Distributed Infrastructure, Docker and Microservices, Notes:
Docker and Microservices
Microservices: A microservice is a software architectural style where an application is developed as a collection of small, independent, and loosely coupled services. Each of these services represents a specific business capability and runs its own processes, communicates through well-defined APIs (Commonly RestAPI), and can be developed and deployed independently.
Microservice of ML:
- Microservices break down the components of a machine learning system into independent services. Each service can be responsible for a specific aspect, such as data preprocessing, model training, inference, or model management.
- Microservices in machine learning allow for scalable processing of ML workloads. Different microservices can scale independently based on demand
- Models can be deployed as separate services, allowing for independent updates, versioning, and scaling (using Docker)
- Different machine learning tasks might require different technologies or frameworks or languages
- Machine learning tasks often involve processing large datasets. Microservices can distribute the processing of these datasets across multiple services
- Microservices enable the creation of dynamic ML workflows by orchestrating the execution of different services based on the requirements of a specific ML task.
- Scalable Training Pipelines
- Cluster: Collections of computers(servers) nodes
- Parallel VS Distributed: In parallel computing, the focus is on breaking down a single, large task into smaller subtasks that can be solved simultaneously. On the other hand Distributed computing involves the use of multiple computers (nodes) connected through a network to work together on a task.

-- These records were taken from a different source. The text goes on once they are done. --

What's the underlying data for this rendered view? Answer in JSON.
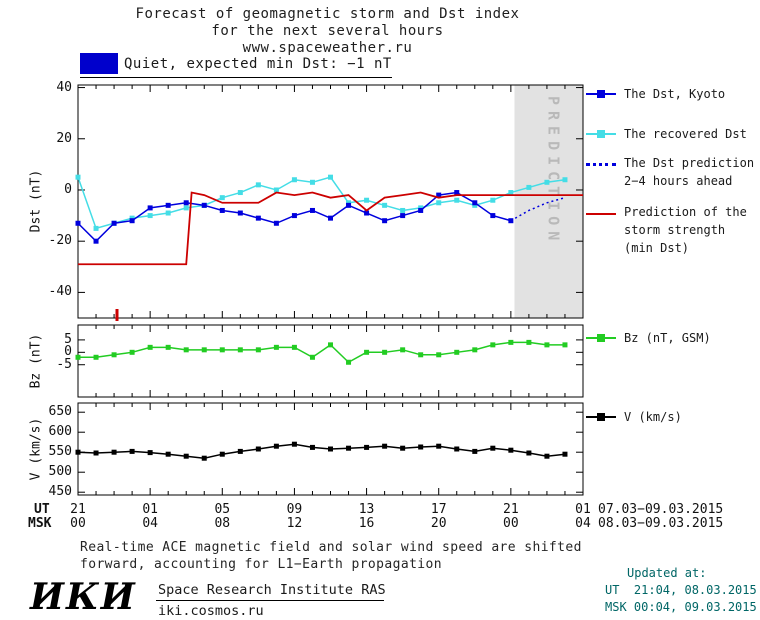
{
  "title": {
    "line1": "Forecast of geomagnetic storm and Dst index",
    "line2": "for the next several hours",
    "line3": "www.spaceweather.ru"
  },
  "banner": {
    "label": "Quiet, expected min Dst: −1 nT"
  },
  "colors": {
    "banner": "#0000cc",
    "kyoto": "#0000dd",
    "recovered": "#44dde6",
    "prediction_dotted": "#0000dd",
    "storm": "#cc0000",
    "bz": "#22cc22",
    "v": "#000000",
    "band": "#e2e2e2",
    "band_text": "#b9b9b9",
    "updated_text": "#006666"
  },
  "legend": {
    "dst_kyoto": "The Dst, Kyoto",
    "recovered": "The recovered Dst",
    "prediction": [
      "The Dst prediction",
      "2−4 hours ahead"
    ],
    "storm": [
      "Prediction of the",
      "storm strength",
      "(min Dst)"
    ],
    "bz": "Bz (nT, GSM)",
    "v": "V (km/s)"
  },
  "xaxis": {
    "ut_label": "UT",
    "msk_label": "MSK",
    "tick_hours": [
      0,
      4,
      8,
      12,
      16,
      20,
      24,
      28
    ],
    "ut_ticks": [
      "21",
      "01",
      "05",
      "09",
      "13",
      "17",
      "21",
      "01"
    ],
    "msk_ticks": [
      "00",
      "04",
      "08",
      "12",
      "16",
      "20",
      "00",
      "04"
    ],
    "ut_date": "07.03−09.03.2015",
    "msk_date": "08.03−09.03.2015"
  },
  "prediction_band": {
    "start_hour": 24.2,
    "end_hour": 28,
    "label": "PREDICTION"
  },
  "chart_data": [
    {
      "type": "line",
      "ylabel": "Dst (nT)",
      "ylim": [
        -50,
        41
      ],
      "yticks": [
        40,
        20,
        0,
        -20,
        -40
      ],
      "x_unit": "hours from 21:00 UT 07.03.2015",
      "series": [
        {
          "name": "The recovered Dst",
          "color_key": "recovered",
          "marker": true,
          "x": [
            0,
            1,
            2,
            3,
            4,
            5,
            6,
            7,
            8,
            9,
            10,
            11,
            12,
            13,
            14,
            15,
            16,
            17,
            18,
            19,
            20,
            21,
            22,
            23,
            24,
            25,
            26,
            27
          ],
          "values": [
            5,
            -15,
            -13,
            -11,
            -10,
            -9,
            -7,
            -6,
            -3,
            -1,
            2,
            0,
            4,
            3,
            5,
            -5,
            -4,
            -6,
            -8,
            -7,
            -5,
            -4,
            -6,
            -4,
            -1,
            1,
            3,
            4
          ]
        },
        {
          "name": "The Dst, Kyoto",
          "color_key": "kyoto",
          "marker": true,
          "x": [
            0,
            1,
            2,
            3,
            4,
            5,
            6,
            7,
            8,
            9,
            10,
            11,
            12,
            13,
            14,
            15,
            16,
            17,
            18,
            19,
            20,
            21,
            22,
            23,
            24
          ],
          "values": [
            -13,
            -20,
            -13,
            -12,
            -7,
            -6,
            -5,
            -6,
            -8,
            -9,
            -11,
            -13,
            -10,
            -8,
            -11,
            -6,
            -9,
            -12,
            -10,
            -8,
            -2,
            -1,
            -5,
            -10,
            -12
          ]
        },
        {
          "name": "The Dst prediction 2−4 hours ahead",
          "color_key": "prediction_dotted",
          "style": "dotted",
          "marker": false,
          "x": [
            24,
            25,
            26,
            27
          ],
          "values": [
            -12,
            -8,
            -5,
            -3
          ]
        },
        {
          "name": "Prediction of the storm strength (min Dst)",
          "color_key": "storm",
          "marker": false,
          "x": [
            0,
            6,
            6.3,
            7,
            8,
            9,
            10,
            11,
            12,
            13,
            14,
            15,
            16,
            17,
            18,
            19,
            20,
            21,
            22,
            23,
            24,
            28
          ],
          "values": [
            -29,
            -29,
            -1,
            -2,
            -5,
            -5,
            -5,
            -1,
            -2,
            -1,
            -3,
            -2,
            -8,
            -3,
            -2,
            -1,
            -3,
            -2,
            -2,
            -2,
            -2,
            -2
          ]
        }
      ]
    },
    {
      "type": "line",
      "ylabel": "Bz (nT)",
      "ylim": [
        -18,
        11
      ],
      "yticks": [
        5,
        0,
        -5
      ],
      "series": [
        {
          "name": "Bz (nT, GSM)",
          "color_key": "bz",
          "marker": true,
          "x": [
            0,
            1,
            2,
            3,
            4,
            5,
            6,
            7,
            8,
            9,
            10,
            11,
            12,
            13,
            14,
            15,
            16,
            17,
            18,
            19,
            20,
            21,
            22,
            23,
            24,
            25,
            26,
            27
          ],
          "values": [
            -2,
            -2,
            -1,
            0,
            2,
            2,
            1,
            1,
            1,
            1,
            1,
            2,
            2,
            -2,
            3,
            -4,
            0,
            0,
            1,
            -1,
            -1,
            0,
            1,
            3,
            4,
            4,
            3,
            3
          ]
        }
      ]
    },
    {
      "type": "line",
      "ylabel": "V (km/s)",
      "ylim": [
        443,
        673
      ],
      "yticks": [
        650,
        600,
        550,
        500,
        450
      ],
      "series": [
        {
          "name": "V (km/s)",
          "color_key": "v",
          "marker": true,
          "x": [
            0,
            1,
            2,
            3,
            4,
            5,
            6,
            7,
            8,
            9,
            10,
            11,
            12,
            13,
            14,
            15,
            16,
            17,
            18,
            19,
            20,
            21,
            22,
            23,
            24,
            25,
            26,
            27
          ],
          "values": [
            550,
            548,
            550,
            552,
            549,
            545,
            540,
            535,
            545,
            552,
            558,
            565,
            570,
            562,
            558,
            560,
            562,
            565,
            560,
            563,
            565,
            558,
            552,
            560,
            555,
            548,
            540,
            545
          ]
        }
      ]
    }
  ],
  "footer": {
    "line1": "Real-time ACE magnetic field and solar wind speed are shifted",
    "line2": "forward, accounting for L1−Earth propagation"
  },
  "updated": {
    "title": "Updated at:",
    "ut": "UT  21:04, 08.03.2015",
    "msk": "MSK 00:04, 09.03.2015"
  },
  "logo": {
    "text": "ИКИ",
    "institute": "Space Research Institute RAS",
    "site": "iki.cosmos.ru"
  }
}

- Concurrency: multiple tasks or processes making progress independently
- RPC: Remote Procedural Call: Imagine you have two computers, and you want one computer to ask the other to perform a specific task. RPC is like making a phone call to ask for help.

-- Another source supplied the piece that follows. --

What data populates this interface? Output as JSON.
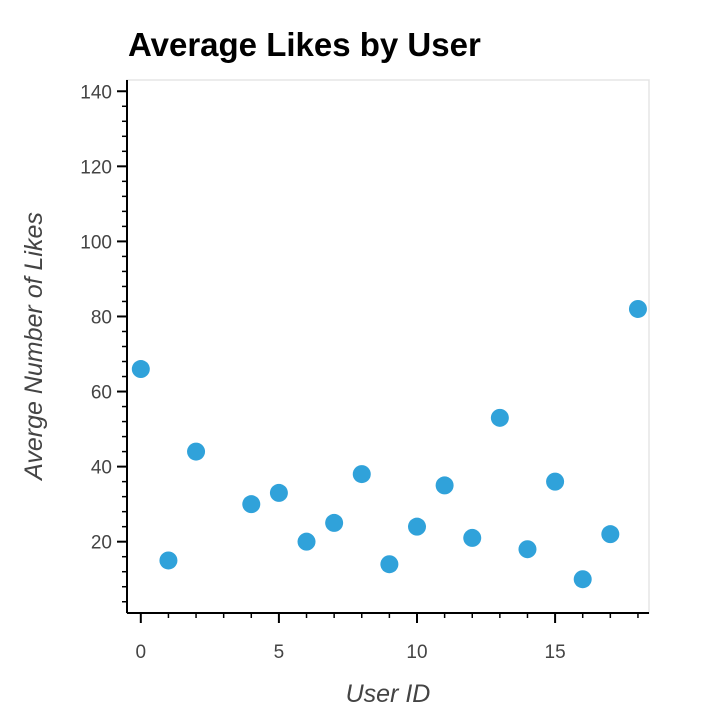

- Map reduce: MapReduce is a programming model and processing technique designed for large-scale data processing. It was popularized by Google and is commonly used for distributed computing tasks, especially in the context of big data processing.
- Pyspark and Scala is used to handle data in distributed computing
- Spark MLlib, provide scalable implementations of common ML algorithms. TensorFlow, a popular deep learning framework, can also be used in a distributed setting.